Location-Based Segmentation of a Social Network


I'm building a location based social networking app (mobile app frontend, Django/Python backend) with a very narrow focus (not trying to recreate FB). I'm using the Google Places API for location searching. Once a user finds a location via Google Places I allow them to perform an action on the location which is then saved to our server.

I've implemented the searching, user actions, and location storage successfully to this point. I've also implemented a news feed. I want that news feed to be populated with stories/actions that are geographically proximal to the user, noting that the user's location can change (but will probably stay within the same city) with each use of the app. I'm looking for help dynamically segmenting my social network based on location. Here is what I've thought of/come across so far:

  1. The obvious but very expensive way to do this would be sorting all the stories in a global news feed based on the user's current location and then taking nearest ones off the top.

  2. Or how about creating regions and splitting the regions as they grow (more actions, users, active locations). Then when the user polls for a news feed they get the feed of the region they are closest to. The splitting of regions would be something that could happen on a scheduled basis via cron job and would only happen once a region was active enough to be separated. Splitting might also be expensive though if we have to change the region references for each action/location/story each time a region is split.

  3. A spin off of number 1 would be sorting relevant locations based on the user's current coordinates but then caching the order. That way the next time a user within reasonable distance of those same coordinates wants to generate a feed its a far less expensive process.

  4. Keep it simple: just define hard regions and allow the user to select and change that region. So for example allow the user to Select Chicago, IL as a region and only see actions/stories inside that region. My concern here would be that they would miss out on relevant stories from just outside their region (ie. Gary, IN)

How do apps like Secret or Whisper or even Facebook solve this problem? For those of you with experience building location-aware social apps what approaches have you taken?

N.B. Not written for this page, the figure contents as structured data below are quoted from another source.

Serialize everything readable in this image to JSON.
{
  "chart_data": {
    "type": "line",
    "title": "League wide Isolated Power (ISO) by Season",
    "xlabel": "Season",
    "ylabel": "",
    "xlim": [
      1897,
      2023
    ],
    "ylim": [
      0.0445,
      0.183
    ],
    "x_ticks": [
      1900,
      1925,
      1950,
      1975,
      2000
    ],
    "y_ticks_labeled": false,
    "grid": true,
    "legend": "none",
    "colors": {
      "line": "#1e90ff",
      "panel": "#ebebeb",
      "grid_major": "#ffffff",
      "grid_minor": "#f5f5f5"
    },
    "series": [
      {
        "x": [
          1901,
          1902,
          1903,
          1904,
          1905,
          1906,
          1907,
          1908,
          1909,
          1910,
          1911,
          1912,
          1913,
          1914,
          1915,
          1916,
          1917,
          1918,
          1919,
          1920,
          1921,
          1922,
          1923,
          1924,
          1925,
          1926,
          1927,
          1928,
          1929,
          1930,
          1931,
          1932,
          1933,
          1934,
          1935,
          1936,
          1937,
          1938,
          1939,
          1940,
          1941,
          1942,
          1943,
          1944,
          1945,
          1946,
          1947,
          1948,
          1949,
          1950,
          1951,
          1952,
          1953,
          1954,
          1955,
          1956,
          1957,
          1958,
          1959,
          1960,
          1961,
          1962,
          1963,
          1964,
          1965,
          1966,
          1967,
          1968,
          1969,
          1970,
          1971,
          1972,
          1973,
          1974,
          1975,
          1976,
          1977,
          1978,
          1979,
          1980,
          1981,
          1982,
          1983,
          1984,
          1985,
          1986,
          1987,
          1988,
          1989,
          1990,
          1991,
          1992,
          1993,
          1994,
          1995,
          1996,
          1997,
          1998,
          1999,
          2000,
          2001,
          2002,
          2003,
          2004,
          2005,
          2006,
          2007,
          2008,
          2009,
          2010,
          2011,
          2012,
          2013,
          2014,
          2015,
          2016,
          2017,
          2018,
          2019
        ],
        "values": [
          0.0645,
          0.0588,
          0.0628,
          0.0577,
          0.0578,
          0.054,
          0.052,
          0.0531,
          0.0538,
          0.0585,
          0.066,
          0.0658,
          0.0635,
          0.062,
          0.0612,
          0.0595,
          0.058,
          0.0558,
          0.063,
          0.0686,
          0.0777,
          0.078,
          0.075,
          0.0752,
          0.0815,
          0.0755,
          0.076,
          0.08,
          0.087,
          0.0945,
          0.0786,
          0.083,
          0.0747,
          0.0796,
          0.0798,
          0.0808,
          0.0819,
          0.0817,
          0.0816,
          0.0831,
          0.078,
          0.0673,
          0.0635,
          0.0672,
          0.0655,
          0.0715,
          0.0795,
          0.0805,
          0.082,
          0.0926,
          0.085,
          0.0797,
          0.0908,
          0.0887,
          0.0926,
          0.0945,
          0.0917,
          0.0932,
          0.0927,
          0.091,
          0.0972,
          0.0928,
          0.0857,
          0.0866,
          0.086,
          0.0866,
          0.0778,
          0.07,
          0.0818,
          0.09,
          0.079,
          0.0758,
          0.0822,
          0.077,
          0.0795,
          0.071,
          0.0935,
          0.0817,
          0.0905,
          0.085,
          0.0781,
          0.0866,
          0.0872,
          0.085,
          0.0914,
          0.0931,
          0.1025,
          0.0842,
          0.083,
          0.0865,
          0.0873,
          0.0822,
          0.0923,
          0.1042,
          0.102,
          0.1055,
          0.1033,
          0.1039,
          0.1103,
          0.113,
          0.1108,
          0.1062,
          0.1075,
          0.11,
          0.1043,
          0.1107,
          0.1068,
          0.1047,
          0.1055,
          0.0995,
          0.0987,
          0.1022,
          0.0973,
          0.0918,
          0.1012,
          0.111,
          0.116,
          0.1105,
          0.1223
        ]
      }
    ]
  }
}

Please feel free to link all relevant or helpful answers.


Solution

  • Well your app is checking user location and fetching the feeds related to his current locality. Here is a solution am proposing

    1. Reverse geocoding using this you can find your users locality every time he log in or uses your app you can fetch locality or city he is in and then you can offer him the feeds that belongs to same locality or city you need to save city in your data base for every feed.
    2. You use Reverse geocode and save locality every time a new news feed is inserted on your data base. And you can group these news feed by location and sort them in ascending order using time and then fetch.

    So in this scenario saving locality or city and then checking it to users current city is a good approach.

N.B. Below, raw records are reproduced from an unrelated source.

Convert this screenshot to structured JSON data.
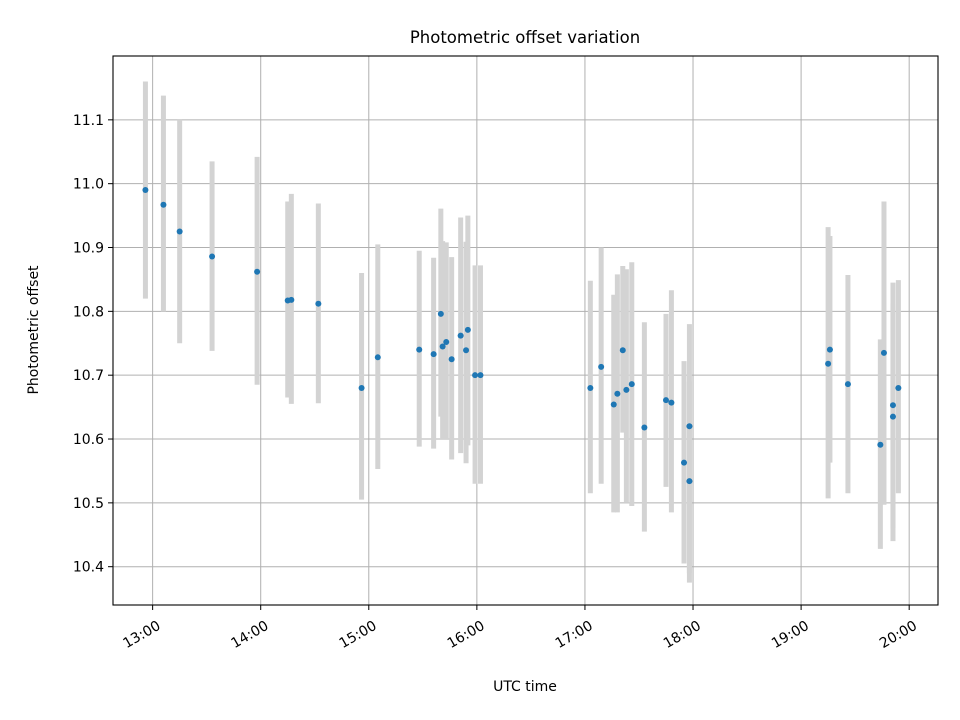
{
  "chart_data": {
    "type": "scatter",
    "title": "Photometric offset variation",
    "xlabel": "UTC time",
    "ylabel": "Photometric offset",
    "x_ticks": [
      "13:00",
      "14:00",
      "15:00",
      "16:00",
      "17:00",
      "18:00",
      "19:00",
      "20:00"
    ],
    "y_ticks": [
      "10.4",
      "10.5",
      "10.6",
      "10.7",
      "10.8",
      "10.9",
      "11.0",
      "11.1"
    ],
    "xlim": [
      "12:38",
      "20:16"
    ],
    "ylim": [
      10.34,
      11.2
    ],
    "grid": true,
    "colors": {
      "points": "#1f77b4",
      "errorbars": "#d3d3d3",
      "grid": "#b0b0b0"
    },
    "series": [
      {
        "x": [
          "12:56",
          "13:06",
          "13:15",
          "13:33",
          "13:58",
          "14:15",
          "14:17",
          "14:32",
          "14:56",
          "15:05",
          "15:28",
          "15:36",
          "15:40",
          "15:41",
          "15:43",
          "15:46",
          "15:51",
          "15:54",
          "15:55",
          "15:59",
          "16:02",
          "17:03",
          "17:09",
          "17:16",
          "17:18",
          "17:21",
          "17:23",
          "17:26",
          "17:33",
          "17:45",
          "17:48",
          "17:55",
          "17:58",
          "17:58",
          "19:15",
          "19:16",
          "19:26",
          "19:44",
          "19:46",
          "19:51",
          "19:51",
          "19:54"
        ],
        "y": [
          10.99,
          10.967,
          10.925,
          10.886,
          10.862,
          10.817,
          10.818,
          10.812,
          10.68,
          10.728,
          10.74,
          10.733,
          10.796,
          10.745,
          10.752,
          10.725,
          10.762,
          10.739,
          10.771,
          10.7,
          10.7,
          10.68,
          10.713,
          10.654,
          10.671,
          10.739,
          10.677,
          10.686,
          10.618,
          10.661,
          10.657,
          10.563,
          10.62,
          10.534,
          10.718,
          10.74,
          10.686,
          10.591,
          10.735,
          10.653,
          10.635,
          10.68
        ],
        "err_low": [
          10.82,
          10.8,
          10.75,
          10.738,
          10.685,
          10.665,
          10.655,
          10.656,
          10.505,
          10.553,
          10.588,
          10.585,
          10.635,
          10.6,
          10.6,
          10.568,
          10.578,
          10.562,
          10.59,
          10.53,
          10.53,
          10.515,
          10.53,
          10.485,
          10.485,
          10.61,
          10.5,
          10.495,
          10.455,
          10.525,
          10.485,
          10.405,
          10.375,
          10.39,
          10.507,
          10.563,
          10.515,
          10.428,
          10.497,
          10.44,
          10.46,
          10.515
        ],
        "err_high": [
          11.16,
          11.138,
          11.1,
          11.035,
          11.042,
          10.972,
          10.984,
          10.969,
          10.86,
          10.905,
          10.895,
          10.884,
          10.961,
          10.91,
          10.908,
          10.885,
          10.947,
          10.909,
          10.95,
          10.872,
          10.872,
          10.848,
          10.9,
          10.826,
          10.858,
          10.871,
          10.866,
          10.877,
          10.783,
          10.796,
          10.833,
          10.722,
          10.78,
          10.69,
          10.932,
          10.918,
          10.857,
          10.756,
          10.972,
          10.845,
          10.812,
          10.849
        ]
      }
    ]
  }
}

    For relevant news outside the locality you can tell them trending feeds by giving them trending feeds on a trending page(if mobile) or you can use ajax and embed a trending pagelet(for desktops and laptops) you can use memcache for this purpose since trending feed will be accessed frequently hence caching them would be good.

    As for how facebook solves this problem of optimization there are few things they do like

    1. They optimize there table layout for recency and archive older data out.
    2. They don't use centralized database and as for global query they use memcache.(In your case you can also cache latest feeds and remove feeds older than 24 hrs)
    3. They don't use sql joins.

    For further understanding you can use these sources

    1.How to optimize queries

    2.Facebook architecture video by Aditya Agarwal

    Scaling Sql has its limits but all big companies try to over come these limits via architecture (e.g master slave architecure) and caching they identify the nature of their data and then use effective architecture and caching scheme to tackle scalabiltiy.